This&That: Language-Gesture Controlled Video Generation for Robot Planning
Boyang Wang, Nikhil Sridhar, Chao Feng, Mark Van der Merwe, Adam Fishman, Nima Fazeli, Jeong Joon Park
TL;DR
This&That tackles the challenge of enabling robots to understand and act on simple language-gesture instructions by coupling a language-gesture conditioned video diffusion model with a video-based behavioral cloning policy (DiVA). By conditioning video generation on both text and 2D gesture cues, the framework produces action-planning videos that better reflect user intent, which are then translated into robot actions through a Transformer-based BC model. On real-robot-leaning Bridge datasets and simulated Isaac Gym rollouts, the approach achieves superior video quality, alignment to user intent, and higher task success, particularly in ambiguous scenes where language alone falters. The work highlights a practical path toward multi-task, human-robot collaboration by treating video predictions as intermediate planners that can be robustly mapped to manipulation actions, with clear avenues for real-world transfer and extension to longer-horizon tasks.
Abstract
Clear, interpretable instructions are invaluable when attempting any complex task. Good instructions help to clarify the task and even anticipate the steps needed to solve it. In this work, we propose a robot learning framework for communicating, planning, and executing a wide range of tasks, dubbed This&That.

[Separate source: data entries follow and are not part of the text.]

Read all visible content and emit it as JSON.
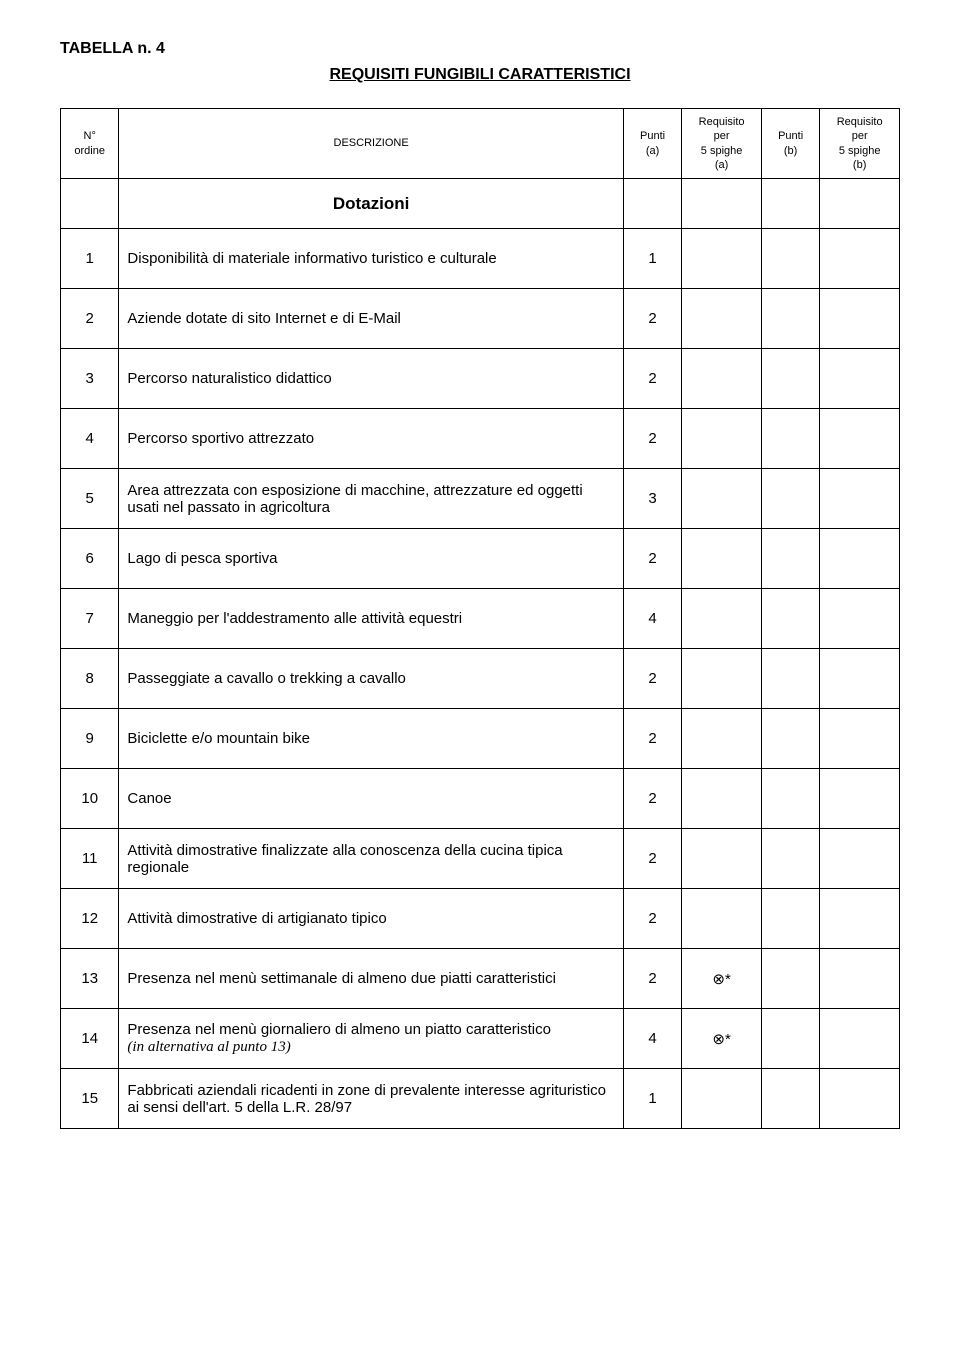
{
  "table_label": "TABELLA n. 4",
  "title": "REQUISITI FUNGIBILI CARATTERISTICI",
  "headers": {
    "n_ordine": "N°\nordine",
    "descrizione": "DESCRIZIONE",
    "punti_a": "Punti\n(a)",
    "req_a": "Requisito\nper\n5 spighe\n(a)",
    "punti_b": "Punti\n(b)",
    "req_b": "Requisito\nper\n5 spighe\n(b)"
  },
  "section_heading": "Dotazioni",
  "rows": [
    {
      "n": "1",
      "desc": "Disponibilità di materiale informativo turistico e culturale",
      "a": "1",
      "ra": "",
      "b": "",
      "rb": ""
    },
    {
      "n": "2",
      "desc": "Aziende dotate di sito Internet e di E-Mail",
      "a": "2",
      "ra": "",
      "b": "",
      "rb": ""
    },
    {
      "n": "3",
      "desc": "Percorso naturalistico didattico",
      "a": "2",
      "ra": "",
      "b": "",
      "rb": ""
    },
    {
      "n": "4",
      "desc": "Percorso sportivo attrezzato",
      "a": "2",
      "ra": "",
      "b": "",
      "rb": ""
    },
    {
      "n": "5",
      "desc": "Area attrezzata con esposizione di macchine, attrezzature ed oggetti usati nel passato in agricoltura",
      "a": "3",
      "ra": "",
      "b": "",
      "rb": ""
    },
    {
      "n": "6",
      "desc": "Lago di pesca sportiva",
      "a": "2",
      "ra": "",
      "b": "",
      "rb": ""
    },
    {
      "n": "7",
      "desc": "Maneggio per l'addestramento alle attività equestri",
      "a": "4",
      "ra": "",
      "b": "",
      "rb": ""
    },
    {
      "n": "8",
      "desc": "Passeggiate a cavallo o trekking a cavallo",
      "a": "2",
      "ra": "",
      "b": "",
      "rb": ""
    },
    {
      "n": "9",
      "desc": "Biciclette e/o mountain bike",
      "a": "2",
      "ra": "",
      "b": "",
      "rb": ""
    },
    {
      "n": "10",
      "desc": "Canoe",
      "a": "2",
      "ra": "",
      "b": "",
      "rb": ""
    },
    {
      "n": "11",
      "desc": "Attività dimostrative finalizzate alla conoscenza della cucina tipica regionale",
      "a": "2",
      "ra": "",
      "b": "",
      "rb": ""
    },
    {
      "n": "12",
      "desc": "Attività dimostrative di artigianato tipico",
      "a": "2",
      "ra": "",
      "b": "",
      "rb": ""
    },
    {
      "n": "13",
      "desc": "Presenza nel menù settimanale di almeno due piatti caratteristici",
      "a": "2",
      "ra": "⊗*",
      "b": "",
      "rb": ""
    },
    {
      "n": "14",
      "desc_html": "Presenza nel menù giornaliero di almeno un piatto caratteristico<br><span class=\"italic\">(in alternativa al punto 13)</span>",
      "a": "4",
      "ra": "⊗*",
      "b": "",
      "rb": ""
    },
    {
      "n": "15",
      "desc": "Fabbricati aziendali ricadenti in zone di prevalente interesse agrituristico ai sensi dell'art. 5 della L.R. 28/97",
      "a": "1",
      "ra": "",
      "b": "",
      "rb": ""
    }
  ]
}
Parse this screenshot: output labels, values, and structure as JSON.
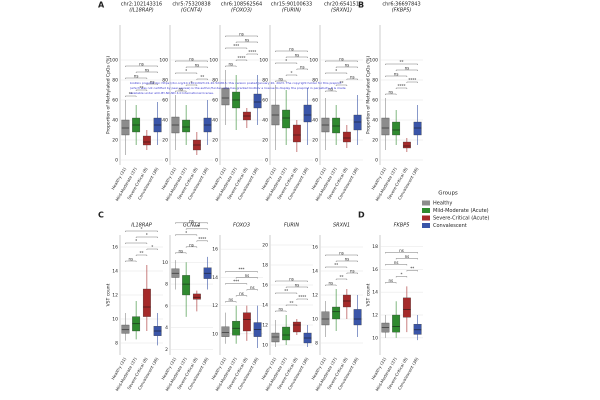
{
  "chart_data": [
    {
      "type": "box",
      "panel": "A",
      "title": "chr2:102143316",
      "subtitle": "(IL18RAP)",
      "ylabel": "Proportion of Methylated CpGs (%)",
      "categories": [
        "Healthy (31)",
        "Mild-Moderate (37)",
        "Severe-Critical (8)",
        "Convalescent (36)"
      ],
      "values": [
        [
          5,
          25,
          32,
          40,
          60
        ],
        [
          15,
          28,
          35,
          42,
          55
        ],
        [
          10,
          15,
          18,
          24,
          30
        ],
        [
          15,
          28,
          35,
          42,
          58
        ]
      ],
      "ylim": [
        -5,
        135
      ],
      "yticks": [
        0,
        20,
        40,
        60,
        80,
        100
      ],
      "significance": [
        "**",
        "**",
        "ns",
        "ns",
        "ns",
        "ns"
      ]
    },
    {
      "type": "box",
      "title": "chr5:75320838",
      "subtitle": "(GCNT4)",
      "categories": [
        "Healthy (31)",
        "Mild-Moderate (37)",
        "Severe-Critical (8)",
        "Convalescent (36)"
      ],
      "values": [
        [
          10,
          27,
          35,
          43,
          65
        ],
        [
          15,
          28,
          33,
          40,
          55
        ],
        [
          5,
          10,
          15,
          20,
          28
        ],
        [
          15,
          28,
          35,
          42,
          60
        ]
      ],
      "ylim": [
        -5,
        135
      ],
      "yticks": [
        0,
        20,
        40,
        60,
        80,
        100
      ],
      "significance": [
        "ns",
        "*",
        "**",
        "*",
        "ns",
        "ns"
      ]
    },
    {
      "type": "box",
      "title": "chr6:108562564",
      "subtitle": "(FOXO3)",
      "categories": [
        "Healthy (31)",
        "Mild-Moderate (37)",
        "Severe-Critical (8)",
        "Convalescent (36)"
      ],
      "values": [
        [
          35,
          55,
          62,
          72,
          90
        ],
        [
          30,
          52,
          60,
          68,
          85
        ],
        [
          32,
          40,
          44,
          48,
          52
        ],
        [
          35,
          52,
          58,
          66,
          85
        ]
      ],
      "ylim": [
        -5,
        135
      ],
      "yticks": [
        0,
        20,
        40,
        60,
        80,
        100
      ],
      "significance": [
        "ns",
        "****",
        "****",
        "***",
        "ns",
        "ns"
      ]
    },
    {
      "type": "box",
      "title": "chr15:90100633",
      "subtitle": "(FURIN)",
      "categories": [
        "Healthy (31)",
        "Mild-Moderate (37)",
        "Severe-Critical (8)",
        "Convalescent (36)"
      ],
      "values": [
        [
          10,
          35,
          45,
          55,
          75
        ],
        [
          15,
          32,
          42,
          50,
          70
        ],
        [
          8,
          18,
          25,
          35,
          40
        ],
        [
          15,
          38,
          45,
          55,
          72
        ]
      ],
      "ylim": [
        -5,
        135
      ],
      "yticks": [
        0,
        20,
        40,
        60,
        80,
        100
      ],
      "significance": [
        "ns",
        "*",
        "ns",
        "*",
        "ns",
        "ns"
      ]
    },
    {
      "type": "box",
      "title": "chr20:654151",
      "subtitle": "(SRXN1)",
      "categories": [
        "Healthy (31)",
        "Mild-Moderate (37)",
        "Severe-Critical (8)",
        "Convalescent (36)"
      ],
      "values": [
        [
          10,
          28,
          35,
          42,
          62
        ],
        [
          15,
          27,
          34,
          42,
          55
        ],
        [
          12,
          18,
          22,
          28,
          35
        ],
        [
          15,
          30,
          38,
          45,
          65
        ]
      ],
      "ylim": [
        -5,
        135
      ],
      "yticks": [
        0,
        20,
        40,
        60,
        80,
        100
      ],
      "significance": [
        "ns",
        "**",
        "ns",
        "*",
        "ns",
        "ns"
      ]
    },
    {
      "type": "box",
      "panel": "B",
      "title": "chr6:36697843",
      "subtitle": "(FKBP5)",
      "ylabel": "Proportion of Methylated CpGs (%)",
      "categories": [
        "Healthy (31)",
        "Mild-Moderate (37)",
        "Severe-Critical (8)",
        "Convalescent (36)"
      ],
      "values": [
        [
          10,
          25,
          32,
          42,
          62
        ],
        [
          15,
          25,
          30,
          38,
          50
        ],
        [
          8,
          12,
          14,
          18,
          22
        ],
        [
          15,
          25,
          32,
          38,
          55
        ]
      ],
      "ylim": [
        -5,
        135
      ],
      "yticks": [
        0,
        20,
        40,
        60,
        80,
        100
      ],
      "significance": [
        "ns",
        "****",
        "****",
        "ns",
        "ns",
        "**"
      ]
    },
    {
      "type": "box",
      "panel": "C",
      "title": "IL18RAP",
      "ylabel": "VST count",
      "categories": [
        "Healthy (31)",
        "Mild-Moderate (37)",
        "Severe-Critical (8)",
        "Convalescent (36)"
      ],
      "values": [
        [
          8.2,
          8.8,
          9.1,
          9.5,
          10.5
        ],
        [
          8.3,
          9,
          9.6,
          10.2,
          11.5
        ],
        [
          9,
          10.2,
          11,
          12.5,
          14.5
        ],
        [
          7.8,
          8.6,
          9,
          9.4,
          10.5
        ]
      ],
      "ylim": [
        7,
        17
      ],
      "yticks": [
        8,
        10,
        12,
        14,
        16
      ],
      "significance": [
        "ns",
        "**",
        "*",
        "*",
        "*",
        "*"
      ]
    },
    {
      "type": "box",
      "title": "GCNT4",
      "categories": [
        "Healthy (31)",
        "Mild-Moderate (37)",
        "Severe-Critical (8)",
        "Convalescent (36)"
      ],
      "values": [
        [
          7.5,
          8.6,
          9,
          9.4,
          10.2
        ],
        [
          5,
          7,
          8,
          8.8,
          10
        ],
        [
          5.5,
          6.6,
          6.8,
          7.1,
          7.4
        ],
        [
          7.5,
          8.5,
          9,
          9.5,
          10.5
        ]
      ],
      "ylim": [
        1.5,
        12.5
      ],
      "yticks": [
        2,
        4,
        6,
        8,
        10
      ],
      "significance": [
        "ns",
        "ns",
        "****",
        "*",
        "***",
        "ns"
      ]
    },
    {
      "type": "box",
      "title": "FOXO3",
      "categories": [
        "Healthy (31)",
        "Mild-Moderate (37)",
        "Severe-Critical (8)",
        "Convalescent (36)"
      ],
      "values": [
        [
          9.3,
          9.8,
          10.1,
          10.5,
          11.5
        ],
        [
          9.3,
          9.9,
          10.4,
          10.9,
          12
        ],
        [
          9.5,
          10.2,
          11,
          11.5,
          12
        ],
        [
          9,
          9.8,
          10.3,
          10.8,
          12
        ]
      ],
      "ylim": [
        8.5,
        17
      ],
      "yticks": [
        10,
        12,
        14,
        16
      ],
      "significance": [
        "ns",
        "ns",
        "ns",
        "***",
        "ns",
        "***"
      ]
    },
    {
      "type": "box",
      "title": "FURIN",
      "categories": [
        "Healthy (31)",
        "Mild-Moderate (37)",
        "Severe-Critical (8)",
        "Convalescent (36)"
      ],
      "values": [
        [
          9.8,
          10.3,
          10.8,
          11.2,
          12.5
        ],
        [
          10,
          10.5,
          11,
          11.8,
          13
        ],
        [
          11,
          11.3,
          12,
          12.3,
          12.6
        ],
        [
          9.8,
          10.2,
          10.7,
          11.2,
          12
        ]
      ],
      "ylim": [
        9,
        21
      ],
      "yticks": [
        10,
        12,
        14,
        16,
        18,
        20
      ],
      "significance": [
        "ns",
        "**",
        "****",
        "**",
        "ns",
        "ns"
      ]
    },
    {
      "type": "box",
      "title": "SRXN1",
      "categories": [
        "Healthy (31)",
        "Mild-Moderate (37)",
        "Severe-Critical (8)",
        "Convalescent (36)"
      ],
      "values": [
        [
          8.5,
          9.5,
          10,
          10.6,
          11.5
        ],
        [
          9,
          10,
          10.6,
          11,
          12.5
        ],
        [
          10,
          11,
          11.5,
          12,
          12.5
        ],
        [
          8.5,
          9.5,
          10,
          10.8,
          12
        ]
      ],
      "ylim": [
        7,
        17
      ],
      "yticks": [
        8,
        10,
        12,
        14,
        16
      ],
      "significance": [
        "ns",
        "**",
        "ns",
        "**",
        "ns",
        "ns"
      ]
    },
    {
      "type": "box",
      "panel": "D",
      "title": "FKBP5",
      "ylabel": "VST count",
      "categories": [
        "Healthy (31)",
        "Mild-Moderate (37)",
        "Severe-Critical (8)",
        "Convalescent (36)"
      ],
      "values": [
        [
          10,
          10.5,
          10.9,
          11.3,
          12
        ],
        [
          10,
          10.5,
          11,
          12,
          13.2
        ],
        [
          10.5,
          11.8,
          12.5,
          13.5,
          14.5
        ],
        [
          9.8,
          10.3,
          10.7,
          11.2,
          12
        ]
      ],
      "ylim": [
        8.5,
        19
      ],
      "yticks": [
        10,
        12,
        14,
        16,
        18
      ],
      "significance": [
        "ns",
        "*",
        "**",
        "ns",
        "ns",
        "ns"
      ]
    }
  ],
  "legend": {
    "title": "Groups",
    "items": [
      {
        "name": "Healthy",
        "color": "#8c8c8c"
      },
      {
        "name": "Mild-Moderate (Acute)",
        "color": "#2f8a2f"
      },
      {
        "name": "Severe-Critical (Acute)",
        "color": "#a52a2a"
      },
      {
        "name": "Convalescent",
        "color": "#3a55a8"
      }
    ]
  },
  "watermark": [
    "bioRxiv preprint doi: https://doi.org/10.1101/2023.01.20.524815; this version posted January 20, 2023. The copyright holder for this preprint",
    "(which was not certified by peer review) is the author/funder, who has granted bioRxiv a license to display the preprint in perpetuity. It is made",
    "available under aCC-BY-NC-ND 4.0 International license."
  ]
}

This&That solves general tasks by leveraging video generative models, which, through training on internet-scale data, contain rich physical and semantic context. In this work, we tackle three fundamental challenges in video-based planning: 1) unambiguous task communication with simple human instructions, 2) controllable video generation that respects user intent, and 3) translating visual plans into robot actions. This&That uses language-gesture conditioning to generate video predictions, as a succinct and unambiguous alternative to existing language-only methods, especially in complex and uncertain environments. These video predictions are then fed into a behavior cloning architecture dubbed Diffusion Video to Action (DiVA), which outperforms prior state-of-the-art behavior cloning and video-based planning methods by substantial margins.